An unknown threat actor is actively exploiting a recently patched security vulnerability in the Elementor Pro website builder plugin for WordPress.
The flaw, described as a broken access control case, impacts versions 3.11.6 and earlier. It was handled by the plugin manager in version 3.11.7 which was released on March 22nd.
The successful exploitation of a high-severity vulnerability allowed an authenticated attacker to complete a takeover of a WooCommerce-enabled WordPress site.
“This allows malicious users to enable the sign-up page (if disabled) and assign the default user role to administrator so they can create accounts that have administrator privileges immediately,” Patchstack said in commemoration March 30, 2023.
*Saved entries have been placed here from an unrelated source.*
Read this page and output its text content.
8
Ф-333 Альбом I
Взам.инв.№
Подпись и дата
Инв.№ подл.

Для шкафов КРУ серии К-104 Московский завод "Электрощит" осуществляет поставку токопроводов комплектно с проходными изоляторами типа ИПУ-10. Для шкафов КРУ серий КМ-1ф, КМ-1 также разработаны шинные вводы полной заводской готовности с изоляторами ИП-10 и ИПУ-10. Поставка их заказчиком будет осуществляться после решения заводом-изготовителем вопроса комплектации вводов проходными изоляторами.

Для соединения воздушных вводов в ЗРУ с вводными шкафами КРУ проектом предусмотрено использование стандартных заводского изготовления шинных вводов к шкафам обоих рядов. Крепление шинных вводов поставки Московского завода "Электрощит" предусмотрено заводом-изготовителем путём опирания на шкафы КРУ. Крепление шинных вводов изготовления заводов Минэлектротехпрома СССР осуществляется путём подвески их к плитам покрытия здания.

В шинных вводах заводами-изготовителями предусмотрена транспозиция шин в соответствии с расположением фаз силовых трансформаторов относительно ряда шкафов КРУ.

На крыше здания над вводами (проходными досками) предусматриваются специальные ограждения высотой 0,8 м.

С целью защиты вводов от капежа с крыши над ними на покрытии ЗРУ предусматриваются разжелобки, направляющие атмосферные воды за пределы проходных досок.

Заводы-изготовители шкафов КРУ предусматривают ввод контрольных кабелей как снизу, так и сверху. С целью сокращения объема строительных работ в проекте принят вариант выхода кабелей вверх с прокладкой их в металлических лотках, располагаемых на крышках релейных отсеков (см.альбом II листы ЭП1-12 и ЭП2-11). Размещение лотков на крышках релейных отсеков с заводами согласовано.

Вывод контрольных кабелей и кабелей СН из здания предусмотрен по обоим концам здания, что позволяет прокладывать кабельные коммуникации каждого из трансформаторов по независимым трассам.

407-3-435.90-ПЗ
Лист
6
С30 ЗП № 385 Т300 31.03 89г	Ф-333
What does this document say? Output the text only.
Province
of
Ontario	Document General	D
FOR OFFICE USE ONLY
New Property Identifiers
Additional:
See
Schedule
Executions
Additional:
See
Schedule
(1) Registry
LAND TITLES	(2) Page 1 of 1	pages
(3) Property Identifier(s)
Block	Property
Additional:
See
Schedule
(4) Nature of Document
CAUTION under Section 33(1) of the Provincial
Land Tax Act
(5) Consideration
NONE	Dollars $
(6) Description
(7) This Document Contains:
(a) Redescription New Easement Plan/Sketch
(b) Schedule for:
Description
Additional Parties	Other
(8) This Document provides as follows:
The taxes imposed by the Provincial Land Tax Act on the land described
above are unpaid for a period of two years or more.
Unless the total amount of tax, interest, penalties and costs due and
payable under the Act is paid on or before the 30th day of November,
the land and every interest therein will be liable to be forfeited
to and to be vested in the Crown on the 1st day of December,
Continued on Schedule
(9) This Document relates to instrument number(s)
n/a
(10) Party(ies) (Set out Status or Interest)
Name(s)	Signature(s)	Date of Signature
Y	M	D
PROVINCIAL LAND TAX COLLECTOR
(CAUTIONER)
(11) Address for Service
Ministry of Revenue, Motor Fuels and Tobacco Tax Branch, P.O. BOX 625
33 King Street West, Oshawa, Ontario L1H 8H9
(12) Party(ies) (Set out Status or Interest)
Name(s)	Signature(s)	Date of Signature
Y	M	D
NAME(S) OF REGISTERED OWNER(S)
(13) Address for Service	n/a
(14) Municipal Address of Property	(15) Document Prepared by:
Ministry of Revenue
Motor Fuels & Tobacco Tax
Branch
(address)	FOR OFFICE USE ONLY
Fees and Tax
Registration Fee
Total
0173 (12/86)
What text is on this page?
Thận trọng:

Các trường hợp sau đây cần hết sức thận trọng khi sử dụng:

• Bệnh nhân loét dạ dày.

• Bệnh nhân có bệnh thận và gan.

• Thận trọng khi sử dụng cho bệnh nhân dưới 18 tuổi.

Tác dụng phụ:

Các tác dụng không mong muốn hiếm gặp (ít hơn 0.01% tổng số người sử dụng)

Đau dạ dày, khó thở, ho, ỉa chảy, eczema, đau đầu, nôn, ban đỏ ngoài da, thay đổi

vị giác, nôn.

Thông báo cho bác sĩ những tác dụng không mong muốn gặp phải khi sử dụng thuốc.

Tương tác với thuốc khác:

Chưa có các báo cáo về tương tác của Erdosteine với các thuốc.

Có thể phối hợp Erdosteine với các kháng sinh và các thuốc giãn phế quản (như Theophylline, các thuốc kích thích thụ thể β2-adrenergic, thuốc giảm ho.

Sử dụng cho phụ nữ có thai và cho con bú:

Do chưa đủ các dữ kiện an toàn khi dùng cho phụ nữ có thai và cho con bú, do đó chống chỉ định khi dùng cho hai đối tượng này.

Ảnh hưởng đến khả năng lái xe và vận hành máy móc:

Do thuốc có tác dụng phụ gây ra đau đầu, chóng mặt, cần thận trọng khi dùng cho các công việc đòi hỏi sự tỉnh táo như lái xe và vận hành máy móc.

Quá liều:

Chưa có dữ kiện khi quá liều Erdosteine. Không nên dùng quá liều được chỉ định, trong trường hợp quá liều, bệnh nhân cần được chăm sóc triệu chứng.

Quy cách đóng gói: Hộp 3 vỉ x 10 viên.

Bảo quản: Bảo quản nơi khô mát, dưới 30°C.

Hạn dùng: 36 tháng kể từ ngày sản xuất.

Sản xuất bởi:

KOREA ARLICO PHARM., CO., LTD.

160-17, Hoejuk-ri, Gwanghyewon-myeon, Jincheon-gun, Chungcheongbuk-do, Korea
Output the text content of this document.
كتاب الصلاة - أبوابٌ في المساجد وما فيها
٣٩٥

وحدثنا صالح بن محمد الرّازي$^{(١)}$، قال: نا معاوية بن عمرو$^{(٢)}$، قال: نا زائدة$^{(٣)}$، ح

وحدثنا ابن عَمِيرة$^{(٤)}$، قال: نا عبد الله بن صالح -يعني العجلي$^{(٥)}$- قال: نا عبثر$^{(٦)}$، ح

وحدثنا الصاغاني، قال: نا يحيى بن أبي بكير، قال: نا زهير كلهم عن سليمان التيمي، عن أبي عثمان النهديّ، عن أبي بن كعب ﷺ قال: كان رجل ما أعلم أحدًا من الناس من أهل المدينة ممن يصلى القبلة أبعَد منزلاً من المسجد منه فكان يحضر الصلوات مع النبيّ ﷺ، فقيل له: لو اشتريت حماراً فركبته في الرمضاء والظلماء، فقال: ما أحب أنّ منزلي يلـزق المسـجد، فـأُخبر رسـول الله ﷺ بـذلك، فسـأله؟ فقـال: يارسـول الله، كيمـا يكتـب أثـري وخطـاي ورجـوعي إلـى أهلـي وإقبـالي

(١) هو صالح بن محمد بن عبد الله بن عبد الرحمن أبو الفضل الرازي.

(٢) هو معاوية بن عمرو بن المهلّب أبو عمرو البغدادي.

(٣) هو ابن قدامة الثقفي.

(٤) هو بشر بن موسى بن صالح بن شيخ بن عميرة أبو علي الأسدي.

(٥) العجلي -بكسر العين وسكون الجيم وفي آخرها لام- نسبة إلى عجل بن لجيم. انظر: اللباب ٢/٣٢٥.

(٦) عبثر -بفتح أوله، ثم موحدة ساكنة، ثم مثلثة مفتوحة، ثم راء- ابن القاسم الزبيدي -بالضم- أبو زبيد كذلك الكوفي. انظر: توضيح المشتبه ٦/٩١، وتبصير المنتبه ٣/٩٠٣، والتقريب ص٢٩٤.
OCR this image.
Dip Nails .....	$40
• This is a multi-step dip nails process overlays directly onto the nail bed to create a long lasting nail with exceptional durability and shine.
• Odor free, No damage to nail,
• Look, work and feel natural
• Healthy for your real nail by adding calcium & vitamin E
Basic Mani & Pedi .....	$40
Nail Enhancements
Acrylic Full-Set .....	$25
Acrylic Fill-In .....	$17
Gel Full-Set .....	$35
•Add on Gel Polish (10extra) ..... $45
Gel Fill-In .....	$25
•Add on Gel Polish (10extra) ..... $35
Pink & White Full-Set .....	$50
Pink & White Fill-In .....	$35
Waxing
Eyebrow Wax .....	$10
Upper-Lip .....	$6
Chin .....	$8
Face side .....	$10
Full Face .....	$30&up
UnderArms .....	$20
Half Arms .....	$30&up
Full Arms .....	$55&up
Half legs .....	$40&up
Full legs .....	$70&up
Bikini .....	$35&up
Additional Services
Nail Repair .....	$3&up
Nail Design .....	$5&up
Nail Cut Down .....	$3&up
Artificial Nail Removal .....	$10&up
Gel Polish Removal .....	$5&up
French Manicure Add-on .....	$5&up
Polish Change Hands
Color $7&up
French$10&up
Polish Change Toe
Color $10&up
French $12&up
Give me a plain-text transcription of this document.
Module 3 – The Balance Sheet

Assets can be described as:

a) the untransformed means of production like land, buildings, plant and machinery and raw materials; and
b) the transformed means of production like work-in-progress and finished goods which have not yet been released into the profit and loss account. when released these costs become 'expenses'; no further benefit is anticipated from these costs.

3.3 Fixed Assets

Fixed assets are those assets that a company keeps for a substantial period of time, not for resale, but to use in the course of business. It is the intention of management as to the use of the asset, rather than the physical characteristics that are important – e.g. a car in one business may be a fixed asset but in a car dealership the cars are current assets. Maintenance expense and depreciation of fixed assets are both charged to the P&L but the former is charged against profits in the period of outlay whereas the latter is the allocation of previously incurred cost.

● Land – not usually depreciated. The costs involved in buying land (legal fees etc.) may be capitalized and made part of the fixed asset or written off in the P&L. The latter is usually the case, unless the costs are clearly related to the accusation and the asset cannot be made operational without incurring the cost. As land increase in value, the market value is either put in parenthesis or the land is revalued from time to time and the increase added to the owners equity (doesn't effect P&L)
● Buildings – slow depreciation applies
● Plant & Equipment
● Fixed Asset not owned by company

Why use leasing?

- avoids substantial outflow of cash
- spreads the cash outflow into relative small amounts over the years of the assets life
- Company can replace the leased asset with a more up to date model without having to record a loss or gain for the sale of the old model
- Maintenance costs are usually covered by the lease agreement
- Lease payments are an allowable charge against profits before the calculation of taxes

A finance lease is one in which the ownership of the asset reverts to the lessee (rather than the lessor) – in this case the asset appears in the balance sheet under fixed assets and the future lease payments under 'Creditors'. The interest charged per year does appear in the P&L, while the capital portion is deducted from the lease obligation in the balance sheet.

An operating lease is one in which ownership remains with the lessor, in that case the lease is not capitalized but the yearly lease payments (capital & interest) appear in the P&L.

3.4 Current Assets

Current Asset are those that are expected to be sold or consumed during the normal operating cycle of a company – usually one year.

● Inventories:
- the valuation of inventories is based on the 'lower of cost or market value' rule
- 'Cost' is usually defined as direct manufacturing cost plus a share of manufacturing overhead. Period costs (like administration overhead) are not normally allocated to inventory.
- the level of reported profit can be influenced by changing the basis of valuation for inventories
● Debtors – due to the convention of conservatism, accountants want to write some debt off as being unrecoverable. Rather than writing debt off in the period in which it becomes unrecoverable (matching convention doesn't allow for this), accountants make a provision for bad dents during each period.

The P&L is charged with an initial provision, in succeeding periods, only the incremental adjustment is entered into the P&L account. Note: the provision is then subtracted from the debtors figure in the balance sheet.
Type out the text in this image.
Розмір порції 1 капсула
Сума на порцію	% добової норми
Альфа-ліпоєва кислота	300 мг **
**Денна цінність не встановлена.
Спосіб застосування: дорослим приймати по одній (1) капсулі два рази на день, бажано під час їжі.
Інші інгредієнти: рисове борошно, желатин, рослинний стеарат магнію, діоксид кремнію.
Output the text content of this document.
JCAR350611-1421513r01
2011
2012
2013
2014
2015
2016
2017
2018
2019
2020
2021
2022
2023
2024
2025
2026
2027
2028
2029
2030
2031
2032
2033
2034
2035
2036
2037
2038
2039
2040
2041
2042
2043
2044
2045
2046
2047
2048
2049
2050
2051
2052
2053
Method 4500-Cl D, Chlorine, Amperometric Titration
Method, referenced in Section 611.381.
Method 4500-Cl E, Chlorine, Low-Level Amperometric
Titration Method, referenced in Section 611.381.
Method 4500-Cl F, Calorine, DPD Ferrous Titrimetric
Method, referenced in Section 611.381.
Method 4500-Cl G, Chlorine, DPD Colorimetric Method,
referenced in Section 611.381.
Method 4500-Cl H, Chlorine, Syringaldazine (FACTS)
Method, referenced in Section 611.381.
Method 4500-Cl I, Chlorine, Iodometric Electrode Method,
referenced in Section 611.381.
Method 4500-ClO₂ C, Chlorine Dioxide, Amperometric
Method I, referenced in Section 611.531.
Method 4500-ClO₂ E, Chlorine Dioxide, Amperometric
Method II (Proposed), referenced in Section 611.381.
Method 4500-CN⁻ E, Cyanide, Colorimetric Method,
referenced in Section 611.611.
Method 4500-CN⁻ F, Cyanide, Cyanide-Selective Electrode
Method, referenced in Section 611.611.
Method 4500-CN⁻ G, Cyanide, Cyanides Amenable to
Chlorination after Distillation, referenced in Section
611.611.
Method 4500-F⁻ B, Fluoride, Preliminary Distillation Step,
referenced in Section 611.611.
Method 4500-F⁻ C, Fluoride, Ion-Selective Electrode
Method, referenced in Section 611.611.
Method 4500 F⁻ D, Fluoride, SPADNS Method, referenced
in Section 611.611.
“After this, they tend to redirect the site to other malicious domains or upload malicious plug-ins or backdoors to further exploit the site.”
Credited with find and report vulnerabilities on March 18, 2023, is NinTechNet security researcher Jerome Bruandet.
Patchstack further notes that the flaw is currently being abused in the wild from multiple IP addresses intent on uploading arbitrary PHP and ZIP archive files.
Elementor Pro plugin users are advised to update to 3.11.7 or 3.12.0, which are the latest versions, as soon as possible to mitigate potential threats.
The advisory comes more than a year after the Essential Addons for Elementor plugin was found to contain a critical vulnerability that could result in arbitrary code execution on compromised websites.
Last week, WordPress issued an automatic update to fix another critical bug in the WooCommerce Payments plugin that allowed an unauthenticated attacker to gain administrator access to a vulnerable site.